Lebak, Suara Republik News – Puluhan mahasiswa dan pemuda di Kecamatan Malingping, Kabupaten Lebak, menggelar aksi unjuk rasa di depan Kantor Kecamatan Malingping, pada Jumat (28/2/2025). Aksi itu merupakan koalisi organisasi yang ada di Wilayah Lebak Selatan, diantaranya, Himakom UNMA Banten, AMBAS, KNPI Malingping, Pokrol Bambu, HMI dan GMNI.

Dalam aksi itu, para mahasiswa mempertanyakan beberapa persoalan, diantaranya:
- Dugaan Pungutan Liar: Mempertanyakan dugaan Pungutan Liar di Alun-alun Malingping, yang dituding tidak masuk ke retribusi daerah Lebak.
- Jalan Rusak Parah: Menuntut perbaikan jalan milik kewenangan Kabupaten Lebak di lingkungan Alun-alun Malingping yang rusak parah dan sering menyebabkan kecelakaan kendaraan.
- Penegakan Perbub: Mendesak agar pemerintah daerah menegakkan Perbub Lebak Nomor 60 Tahun 2024 Tentang Penyelenggaraan Perparkiran, yang dianggap bertentangan dengan Perbub Nomor 109 Tahun 2023 Tentang pengelolaan retribusi daerah.
Selain itu, mahasiswa juga menyinggung terkait adanya dugaan monopoli jabatan perangkat desa di wilayah Kecamatan Malingping.
“Kami menilai, Perbub Nomor 109 Tahun 2024 bertentangan dengan Perbub Nomor 60 Tahun 2024, dan itu adalah aturan yang blunder, sehingga pemerintah Lebak segera mencarikan solusi, terutama terjadi kemacetan,” tegas Korlap Aksi di dalam orasinya, Firman Habibi.
Aksi damai tersebut berlangsung dengan pembakaran ban oleh mahasiswa sebagai bentuk protes dan peringatan kepada Pemkab Lebak untuk segera memenuhi tuntutan rakyat. Puluhan aparat keamanan juga ikut mengawal aksi tersebut untuk menjaga agar aksi berlangsung damai dan tidak menimbulkan kerusuhan.
Camat Malingping, Dadan R Wardana saat menemui peserta aksi menyampaikan, bahwa tuntutan yang disampaikan pendemo bukan bagian dari kewenangan wilayah kecamatan. Dadan menyarankan agar peserta aksi menanyakan persoalan jalan macet dan pungutan liar yang tidak masuk kas daerah itu ke pihak yang tidak berkompeten.
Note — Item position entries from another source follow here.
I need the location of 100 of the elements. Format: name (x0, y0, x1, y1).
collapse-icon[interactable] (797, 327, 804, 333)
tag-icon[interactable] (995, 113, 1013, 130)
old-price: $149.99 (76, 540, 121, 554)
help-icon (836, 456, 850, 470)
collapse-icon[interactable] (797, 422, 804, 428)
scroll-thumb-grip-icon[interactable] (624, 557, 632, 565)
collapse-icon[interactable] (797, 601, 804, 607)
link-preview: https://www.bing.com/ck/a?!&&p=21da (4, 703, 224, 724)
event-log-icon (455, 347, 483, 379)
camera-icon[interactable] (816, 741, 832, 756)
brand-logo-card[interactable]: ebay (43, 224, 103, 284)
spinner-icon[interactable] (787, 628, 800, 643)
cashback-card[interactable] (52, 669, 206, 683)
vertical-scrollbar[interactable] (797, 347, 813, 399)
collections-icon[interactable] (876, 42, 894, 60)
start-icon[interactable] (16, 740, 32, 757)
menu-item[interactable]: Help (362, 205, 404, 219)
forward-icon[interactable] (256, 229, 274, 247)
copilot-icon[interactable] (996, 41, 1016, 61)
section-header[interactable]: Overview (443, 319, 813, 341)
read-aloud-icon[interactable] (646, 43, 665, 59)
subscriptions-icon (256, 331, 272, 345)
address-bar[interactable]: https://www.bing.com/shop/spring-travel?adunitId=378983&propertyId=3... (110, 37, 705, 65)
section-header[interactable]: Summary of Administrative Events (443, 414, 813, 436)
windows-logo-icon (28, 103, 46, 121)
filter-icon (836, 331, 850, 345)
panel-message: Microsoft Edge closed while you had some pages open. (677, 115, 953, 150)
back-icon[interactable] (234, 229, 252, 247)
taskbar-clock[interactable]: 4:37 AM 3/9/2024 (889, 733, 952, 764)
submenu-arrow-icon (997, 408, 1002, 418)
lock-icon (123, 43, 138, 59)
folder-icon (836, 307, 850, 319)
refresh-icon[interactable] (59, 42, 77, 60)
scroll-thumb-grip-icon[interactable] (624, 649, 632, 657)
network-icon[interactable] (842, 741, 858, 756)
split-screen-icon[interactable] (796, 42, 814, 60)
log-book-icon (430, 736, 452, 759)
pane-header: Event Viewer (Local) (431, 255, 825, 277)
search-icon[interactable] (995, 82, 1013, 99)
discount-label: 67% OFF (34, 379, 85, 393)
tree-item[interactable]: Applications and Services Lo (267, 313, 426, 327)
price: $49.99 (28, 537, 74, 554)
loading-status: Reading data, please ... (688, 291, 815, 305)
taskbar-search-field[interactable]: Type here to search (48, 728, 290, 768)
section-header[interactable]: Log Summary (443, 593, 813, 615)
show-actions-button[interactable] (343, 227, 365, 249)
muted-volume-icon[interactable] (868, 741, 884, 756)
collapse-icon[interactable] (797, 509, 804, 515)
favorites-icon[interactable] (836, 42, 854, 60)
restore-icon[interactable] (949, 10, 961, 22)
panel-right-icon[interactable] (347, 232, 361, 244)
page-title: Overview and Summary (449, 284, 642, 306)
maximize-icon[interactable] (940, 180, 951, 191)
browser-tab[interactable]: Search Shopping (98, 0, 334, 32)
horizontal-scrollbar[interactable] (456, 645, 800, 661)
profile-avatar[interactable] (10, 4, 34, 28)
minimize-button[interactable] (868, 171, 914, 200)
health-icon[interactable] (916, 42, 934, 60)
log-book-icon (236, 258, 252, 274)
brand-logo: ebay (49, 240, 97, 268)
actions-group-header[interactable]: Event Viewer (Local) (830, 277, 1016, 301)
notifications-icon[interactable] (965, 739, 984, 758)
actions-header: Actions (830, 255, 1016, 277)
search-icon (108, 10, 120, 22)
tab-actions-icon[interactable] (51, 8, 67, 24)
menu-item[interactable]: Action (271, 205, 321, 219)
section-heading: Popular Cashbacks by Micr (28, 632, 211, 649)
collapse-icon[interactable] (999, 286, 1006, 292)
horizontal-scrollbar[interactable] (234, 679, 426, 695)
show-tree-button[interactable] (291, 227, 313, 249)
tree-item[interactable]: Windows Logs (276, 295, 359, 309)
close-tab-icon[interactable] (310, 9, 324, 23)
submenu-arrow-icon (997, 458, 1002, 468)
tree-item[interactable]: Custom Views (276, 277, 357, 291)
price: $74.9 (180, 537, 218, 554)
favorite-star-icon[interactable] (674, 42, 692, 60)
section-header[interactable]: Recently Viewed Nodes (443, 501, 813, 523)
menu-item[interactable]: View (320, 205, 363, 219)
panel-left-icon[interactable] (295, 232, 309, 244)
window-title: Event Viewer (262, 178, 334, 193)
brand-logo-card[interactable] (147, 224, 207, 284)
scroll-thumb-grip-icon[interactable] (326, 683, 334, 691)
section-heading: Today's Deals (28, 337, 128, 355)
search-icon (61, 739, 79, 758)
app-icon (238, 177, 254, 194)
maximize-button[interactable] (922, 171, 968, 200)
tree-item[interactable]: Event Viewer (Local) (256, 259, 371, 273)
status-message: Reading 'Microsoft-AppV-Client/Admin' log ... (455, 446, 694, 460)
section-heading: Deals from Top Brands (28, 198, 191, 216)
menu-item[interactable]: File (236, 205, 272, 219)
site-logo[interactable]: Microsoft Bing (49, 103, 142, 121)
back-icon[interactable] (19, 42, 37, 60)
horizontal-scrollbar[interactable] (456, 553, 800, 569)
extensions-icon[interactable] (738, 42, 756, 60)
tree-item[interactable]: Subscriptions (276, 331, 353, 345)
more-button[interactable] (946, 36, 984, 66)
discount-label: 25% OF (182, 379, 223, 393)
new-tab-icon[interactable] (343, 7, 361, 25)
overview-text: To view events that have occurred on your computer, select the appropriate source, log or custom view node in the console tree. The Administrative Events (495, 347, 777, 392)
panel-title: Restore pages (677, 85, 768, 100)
Berkaitan dengan dugaan monopoli jabatan di lingkungan desa di Kecamatan Malingping, Dadan mengatakan, jika pihak kecamatan hanya memberikan rekomendasi.
Usai melaksanakan aksi damai tersebut, para pendemo berencana bakal melakukan aksi unjuk rasa lanjutan di beberapa OPD Pemkab Lebak, diantaranya Dinas Perhubungan, Dinas PUPR, dan di Depan Kantor Bupati Lebak.